III. Stand and Deliver
As a math teacher, Edgerton doesn’t always have the same freedom to delve deep into long discussions of race, identity, culture, and politics. But she does look for ways to broach those subjects in between lectures on algebra and the meaning of pi.
In fact, she says no matter what topic you may be leading or teaching, it’s important to pause for those opportunities, and the more she does it, the more it relates back to the topic she’s actually teaching.
“I’ve got a strict curriculum, but I’ll do a lot of storytelling – even if it’s just me or the kids sharing our own stories,” she says.
One of those stories is how her Mexican mother was a student in the class depicted in the popular 1988 film Stand and Deliver. In that feature film, Mexican American teacher Jaime Escalante comes to teach math at a predominately working class, Latino high school in Los Angeles where students are performing well below the benchmarks for their grade level. Knowing society has set them up for this situation, he pushes them to reach their full potential, shocking the Educational Testing Service when the students begin raising their scores and signing up for AP Calculus courses.
“My mom was a rebel,” Edgerton says proudly. By that she means her mother defied all kinds of stereotypes about what Latinas should be doing with their lives. By participating in those advanced math courses, she showed a White-centered society that she was smart, engaged, determined, and powerful. By choosing to obtain an education and marry a Black man outside of her family heritage, she showed that she was bold and capable of making her own life choices.
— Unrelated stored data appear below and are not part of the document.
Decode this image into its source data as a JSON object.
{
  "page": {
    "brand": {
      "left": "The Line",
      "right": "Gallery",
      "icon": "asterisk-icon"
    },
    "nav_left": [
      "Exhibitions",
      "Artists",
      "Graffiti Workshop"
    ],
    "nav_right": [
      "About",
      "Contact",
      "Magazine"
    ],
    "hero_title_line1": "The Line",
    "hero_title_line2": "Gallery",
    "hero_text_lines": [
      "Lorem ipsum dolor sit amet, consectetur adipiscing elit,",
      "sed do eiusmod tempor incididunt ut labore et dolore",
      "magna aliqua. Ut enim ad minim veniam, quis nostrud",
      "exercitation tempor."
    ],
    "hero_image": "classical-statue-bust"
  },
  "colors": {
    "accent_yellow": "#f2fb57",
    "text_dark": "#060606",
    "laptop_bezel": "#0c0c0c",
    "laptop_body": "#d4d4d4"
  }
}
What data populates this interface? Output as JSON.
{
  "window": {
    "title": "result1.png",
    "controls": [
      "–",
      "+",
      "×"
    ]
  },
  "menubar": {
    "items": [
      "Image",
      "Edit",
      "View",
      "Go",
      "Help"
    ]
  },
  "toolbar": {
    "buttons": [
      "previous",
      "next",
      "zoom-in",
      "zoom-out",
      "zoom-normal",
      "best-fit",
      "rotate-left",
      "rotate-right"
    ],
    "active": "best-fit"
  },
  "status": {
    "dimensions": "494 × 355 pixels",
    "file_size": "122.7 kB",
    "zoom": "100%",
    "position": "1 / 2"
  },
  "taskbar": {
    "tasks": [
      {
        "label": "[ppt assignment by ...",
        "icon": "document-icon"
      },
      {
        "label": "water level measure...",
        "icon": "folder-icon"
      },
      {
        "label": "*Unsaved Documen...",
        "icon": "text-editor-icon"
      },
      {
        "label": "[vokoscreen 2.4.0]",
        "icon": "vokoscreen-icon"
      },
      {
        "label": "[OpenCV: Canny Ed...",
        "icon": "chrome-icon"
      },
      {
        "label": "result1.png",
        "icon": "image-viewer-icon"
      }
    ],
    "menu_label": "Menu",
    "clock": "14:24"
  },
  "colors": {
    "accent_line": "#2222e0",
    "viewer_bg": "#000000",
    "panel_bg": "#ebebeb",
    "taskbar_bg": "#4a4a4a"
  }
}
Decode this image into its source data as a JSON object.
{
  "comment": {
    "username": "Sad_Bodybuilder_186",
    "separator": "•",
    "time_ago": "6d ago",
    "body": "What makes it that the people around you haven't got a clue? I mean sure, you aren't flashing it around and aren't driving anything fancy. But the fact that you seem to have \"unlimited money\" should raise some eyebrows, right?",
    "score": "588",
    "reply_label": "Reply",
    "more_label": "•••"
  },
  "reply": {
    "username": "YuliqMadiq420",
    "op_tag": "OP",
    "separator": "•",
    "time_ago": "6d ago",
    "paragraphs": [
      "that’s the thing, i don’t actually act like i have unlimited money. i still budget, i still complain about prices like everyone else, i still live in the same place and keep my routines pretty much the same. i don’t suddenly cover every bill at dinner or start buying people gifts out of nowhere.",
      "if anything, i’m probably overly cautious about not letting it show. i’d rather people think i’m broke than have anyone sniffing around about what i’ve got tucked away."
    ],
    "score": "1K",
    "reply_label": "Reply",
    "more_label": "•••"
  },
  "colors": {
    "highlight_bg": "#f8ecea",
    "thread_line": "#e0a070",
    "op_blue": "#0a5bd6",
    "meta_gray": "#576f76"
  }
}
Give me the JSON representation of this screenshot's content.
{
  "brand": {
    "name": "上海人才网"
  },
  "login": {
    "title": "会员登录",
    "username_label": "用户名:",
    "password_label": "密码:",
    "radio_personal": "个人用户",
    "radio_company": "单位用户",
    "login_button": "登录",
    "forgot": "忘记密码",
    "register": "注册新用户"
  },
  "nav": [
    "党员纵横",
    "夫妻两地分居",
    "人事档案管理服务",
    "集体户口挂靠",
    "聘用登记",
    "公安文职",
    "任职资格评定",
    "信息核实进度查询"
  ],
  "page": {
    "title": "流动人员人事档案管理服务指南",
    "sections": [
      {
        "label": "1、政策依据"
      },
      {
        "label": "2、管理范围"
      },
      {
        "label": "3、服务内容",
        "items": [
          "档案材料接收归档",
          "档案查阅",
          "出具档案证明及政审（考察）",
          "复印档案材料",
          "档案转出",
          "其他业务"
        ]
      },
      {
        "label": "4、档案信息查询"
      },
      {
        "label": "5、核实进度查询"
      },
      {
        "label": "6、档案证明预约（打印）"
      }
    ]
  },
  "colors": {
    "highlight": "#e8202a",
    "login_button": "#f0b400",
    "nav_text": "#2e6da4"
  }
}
And today, Edgeton stands before the classroom as proof of these powerful experiences. As an AfroLatina woman, she is proof that they too can defy all of society’s stereotypes about who should have what roles. Her personhood is part of a growing body of minority women making inroads in the STEM fields. And so while it’s important that she sets them up for better math scores, she hopes they leave her class each year knowing that questions of identity aren’t always quantifiable and don’t always fit neatly into geometric boxes.
“I want them to leave my class with those intangibles,” she says.